Address space resource managers execute in asid 1, *MASTER*. Unless they
issue a message, you would never know they executed. If an ASCB RESMGR were
not cleaning up after itself, it would account for accumulations.

Kenneth   

-----Original Message-----
From: IBM Mainframe Discussion List [mailto:IBM-MAIN@LISTSERV.UA.EDU] On
Behalf Of Staller, Allan
Sent: Monday, September 16, 2013 8:01 AM
To: IBM-MAIN@LISTSERV.UA.EDU
Subject: Re: Memory For MSTJCL00 - Whose Is It?

General thoughts with no hard data behind them. I.E. SWAGs

1) MSTJCL00 (i.e. *MASTER*) has been flagged by WLM as Storage Critical.
Check w/WLM development.
2) Turn on the VSM* parameters in SYS1.PARMLIB(DIAG*) for data gathering.
View w/IPCS and/or RMF.
     Not sure what (if any) RSM* parameters are available.

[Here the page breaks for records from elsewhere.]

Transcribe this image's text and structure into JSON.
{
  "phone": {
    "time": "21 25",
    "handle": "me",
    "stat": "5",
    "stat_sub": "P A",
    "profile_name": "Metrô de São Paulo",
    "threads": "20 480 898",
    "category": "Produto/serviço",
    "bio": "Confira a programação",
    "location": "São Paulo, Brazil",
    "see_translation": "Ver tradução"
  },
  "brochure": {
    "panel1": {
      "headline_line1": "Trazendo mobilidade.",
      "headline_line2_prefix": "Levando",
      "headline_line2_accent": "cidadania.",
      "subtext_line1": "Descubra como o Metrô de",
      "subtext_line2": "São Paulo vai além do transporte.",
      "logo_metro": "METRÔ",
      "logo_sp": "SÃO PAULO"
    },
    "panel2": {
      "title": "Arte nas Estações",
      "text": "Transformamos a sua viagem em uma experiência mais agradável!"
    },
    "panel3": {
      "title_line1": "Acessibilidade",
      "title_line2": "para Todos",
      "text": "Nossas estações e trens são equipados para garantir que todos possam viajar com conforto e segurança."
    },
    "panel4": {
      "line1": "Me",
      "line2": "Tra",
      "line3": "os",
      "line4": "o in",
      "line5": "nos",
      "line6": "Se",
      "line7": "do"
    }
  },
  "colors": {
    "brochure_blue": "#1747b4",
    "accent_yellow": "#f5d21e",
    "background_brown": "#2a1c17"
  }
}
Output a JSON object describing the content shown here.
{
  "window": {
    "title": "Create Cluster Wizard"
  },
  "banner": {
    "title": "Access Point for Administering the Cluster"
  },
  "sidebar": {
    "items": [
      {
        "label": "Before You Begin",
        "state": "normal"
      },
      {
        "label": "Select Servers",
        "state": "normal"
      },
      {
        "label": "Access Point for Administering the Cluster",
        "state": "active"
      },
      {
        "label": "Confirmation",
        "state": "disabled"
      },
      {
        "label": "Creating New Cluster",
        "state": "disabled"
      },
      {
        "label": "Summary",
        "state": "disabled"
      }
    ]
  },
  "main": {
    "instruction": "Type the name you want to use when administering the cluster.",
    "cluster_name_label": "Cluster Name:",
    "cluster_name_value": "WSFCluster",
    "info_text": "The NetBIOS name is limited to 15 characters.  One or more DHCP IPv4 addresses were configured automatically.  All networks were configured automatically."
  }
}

I believe your theory about MSTJCL00 being used as an anchor is reasonable,
however, 2 GB of anchors seems excessive, even in a very large system. 
I do not believe this is a backing for anything that does not belong to a
"system address space".

FWIW,


<snip>
Almost a year ago in
https://www.ibm.com/developerworks/community/blogs/MartinPacker/entry/bad_da
ta_and_the_subjunctive_mood?lang=en
I talked about seeing large numbers for memory in MSTJCL00.

At the time I got no takers as to what it could be. So I'm trying again
here...

... Is MSTJCL00 the anchor for something? Common Large Memory Objects
perhaps?

And are YOU seeing large memory numbers?